Bernard Benhamou : Cela pourrait en effet constituer un signal ambigu. La plupart de nos responsables politiques ne prennent pas encore conscience de notre extraordinaire fragilité en matière technologique. Nous avons en France de nombreuses start-ups, beaucoup de cerveaux parmi les mieux formés au monde, mais dès qu'il est question de croissance, les start-ups françaises se heurtent encore a des obstacles importants pour devenir des ETI. Si le Président Macron a évoqué des aides fiscales ou la création d’un fonds de 10 milliards d’euros, cela ne peut qu’être un premier pas et il y a encore toute une stratégie industrielle à développer. Lorsqu'il est question des acteurs numériques de taille internationale, l'Europe reste en retrait et la France ne dispose quasiment d’aucun acteur international. À l’exception de BlaBlaCar qui est la seule "licorne" numérique française, c'est une entreprise remarquable mais elle se situe dans un « angle mort » du marché américain où le covoiturage n'est pas développé en raison du prix du carburant nettement inférieur.

À défaut de « GAFA » ou de « NATU », l’Angleterre et l’Allemagne disposent de quelques licornes dans les FinTech ou les BioTech. En France, nous avons un tissu industriel dont les entreprises majeures sont anciennes, qui sont sur des secteurs verrouillés et qui ont tout à craindre de la montée en puissance des technologies du réseau électrique intelligent, de greentech… ou encore de la santé connectée. Nous avons un beau discours politique sur l'écologie et l'intérêt du numérique mais nous avons des forces d'inerties importantes à la montée en puissance des startup numériques. Nous avons un vrai besoin de politique industrielle par rapport à ces questions et nous avons beaucoup à apprendre de la vision de nos voisins allemands à ce sujet avec leur projet d’industrie 4.0. En effet, grâce aux objets connectés ils vont moderniser leurs produits et services industriels pour éviter d'être dépassés par les grandes entreprises du numérique américaines et asiatiques. Une politique industrielle efficace doit enfin viser à lever les freins au développement intra-européen et international de nos sociétés numériques et cette politique n'est pas encore créée.
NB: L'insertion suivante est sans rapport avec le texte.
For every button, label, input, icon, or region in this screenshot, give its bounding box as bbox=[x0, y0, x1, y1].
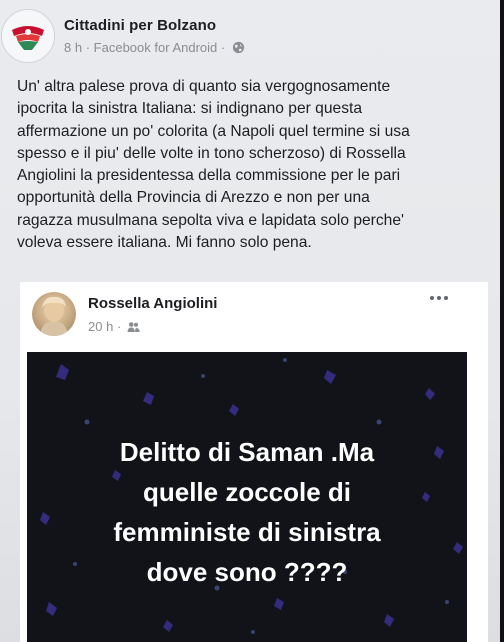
post-header: Cittadini per Bolzano 8 h · Facebook for… bbox=[0, 0, 500, 66]
shared-post-card[interactable]: Rossella Angiolini 20 h · Delitto di Sam… bbox=[20, 282, 488, 642]
page-avatar[interactable] bbox=[2, 10, 54, 62]
meta-separator: · bbox=[85, 40, 91, 55]
shared-post-meta: 20 h · bbox=[88, 319, 140, 334]
shared-post-time[interactable]: 20 h bbox=[88, 319, 113, 334]
shared-meta-separator: · bbox=[116, 319, 122, 334]
text-image-post[interactable]: Delitto di Saman .Ma quelle zoccole di f… bbox=[27, 352, 467, 642]
tyrol-eagle-logo-icon bbox=[2, 10, 54, 62]
more-dot bbox=[444, 296, 448, 300]
image-post-text: Delitto di Saman .Ma quelle zoccole di f… bbox=[113, 437, 381, 587]
post-time[interactable]: 8 h bbox=[64, 40, 82, 55]
person-photo-icon bbox=[40, 296, 68, 336]
post-source: Facebook for Android bbox=[93, 40, 218, 55]
post-body-text: Un' altra palese prova di quanto sia ver… bbox=[17, 78, 410, 252]
shared-author-name[interactable]: Rossella Angiolini bbox=[88, 295, 217, 312]
post-meta: 8 h · Facebook for Android · bbox=[64, 40, 245, 55]
more-dot bbox=[437, 296, 441, 300]
meta-separator-2: · bbox=[220, 40, 226, 55]
shared-author-avatar[interactable] bbox=[32, 292, 76, 336]
facebook-post-screenshot: Cittadini per Bolzano 8 h · Facebook for… bbox=[0, 0, 504, 642]
globe-icon bbox=[232, 41, 244, 54]
more-dots-icon bbox=[430, 296, 434, 300]
page-name[interactable]: Cittadini per Bolzano bbox=[64, 17, 216, 34]
friends-icon bbox=[127, 322, 140, 332]
more-options-button[interactable] bbox=[426, 290, 452, 306]
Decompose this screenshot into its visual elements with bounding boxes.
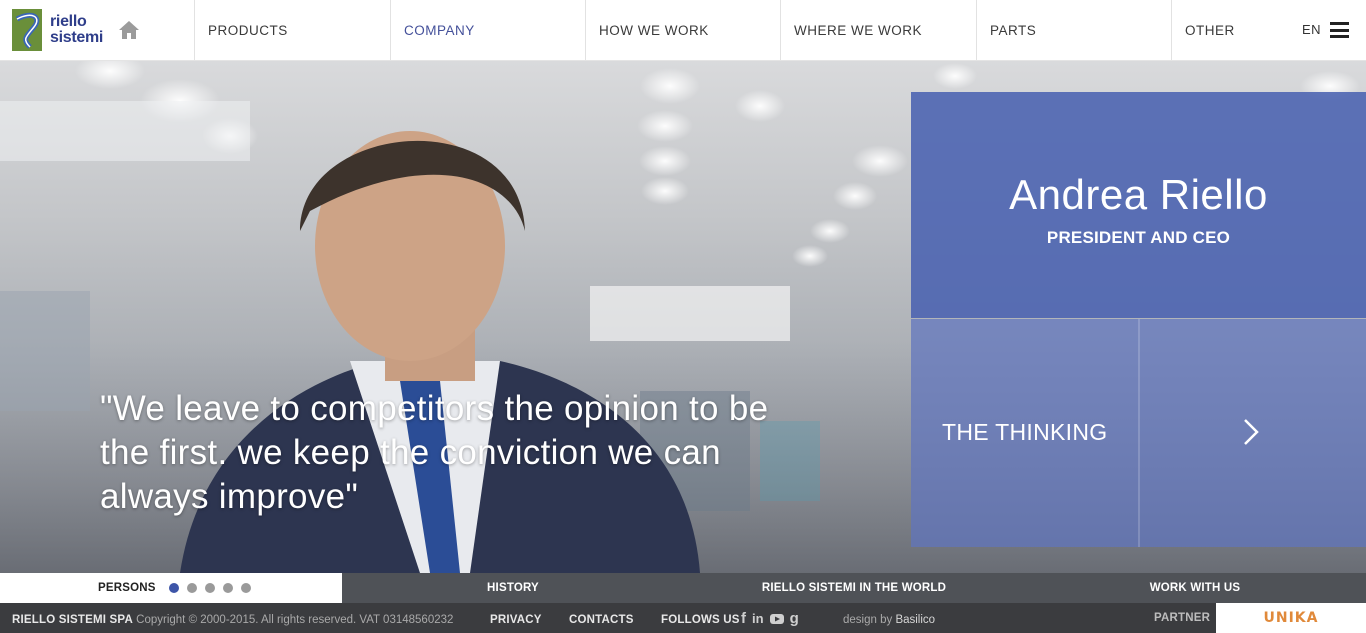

En organisant à New-York cette conférence n'est-ce pas au final prendre le risque d'accélérer la fuite des cerveaux alors qu'il serait certainement plus judicieux de tenter de la freiner ?

Aujourd'hui on s'enivre encore du mot start-up or on ne se rend pas compte que les start-ups doivent être le tout début et ne doivent surtout pas être une fin en soi. D’après Linkedin, la France est le deuxième pays au monde en matière d’exode des cerveaux après l'Inde. Pour reprendre le jargon marketing, il nous faut avoir un « storytelling », un scénario de développement pour nos start-ups afin de créer les conditions de leur montée en puissance et pas de l’expatriation de ces sociétés.

Il convient désormais de s'interroger sur les leviers et les secteurs clés qui pourront bénéficier des investissements ou d’éventuelles aides fiscales. Parce que sinon on risque de reproduire l’erreur commise avec le Grand emprunt ("Programme d'Investissements d'Avenir") qui n'a au final profité qu'aux plus grandes entreprises en particulier du CAC40. Il nous faut modifier les règles européennes pour créer un Small Business Act afin de flécher la commande publique vers les petites et moyennes entreprises innovantes (y compris si l’on doit « tordre le bras » de nos voisins européens).  Cela constitue en effet un enjeu essentiel pour que nos industries afin qu’elles ne soient pas littéralement démembrées par des acteurs non-européens. Ce qui manque encore dans le discours politique c'est que l'on ne voit aucune utilisation des leviers de l’État vers les secteurs clés pour les prochaines générations de technologies stratégiques (santé connectée, smart grids, environnement, transports…). Les Américains eux utilisent massivement leur commande publique (et surtout militaire) pour aider à développer les technologies cruciales (big data, intelligence artificielle, robotique ou ordinateurs quantiques…). Aujourd'hui "développer globalement le secteur numérique" ne veut plus rien dire, en effet nous devons orienter plus spécifiquement, les actions publiques vers les secteurs et les technologies qui permettront à la France et à l’Europe de redevenir producteurs des technologies dans les années à venir.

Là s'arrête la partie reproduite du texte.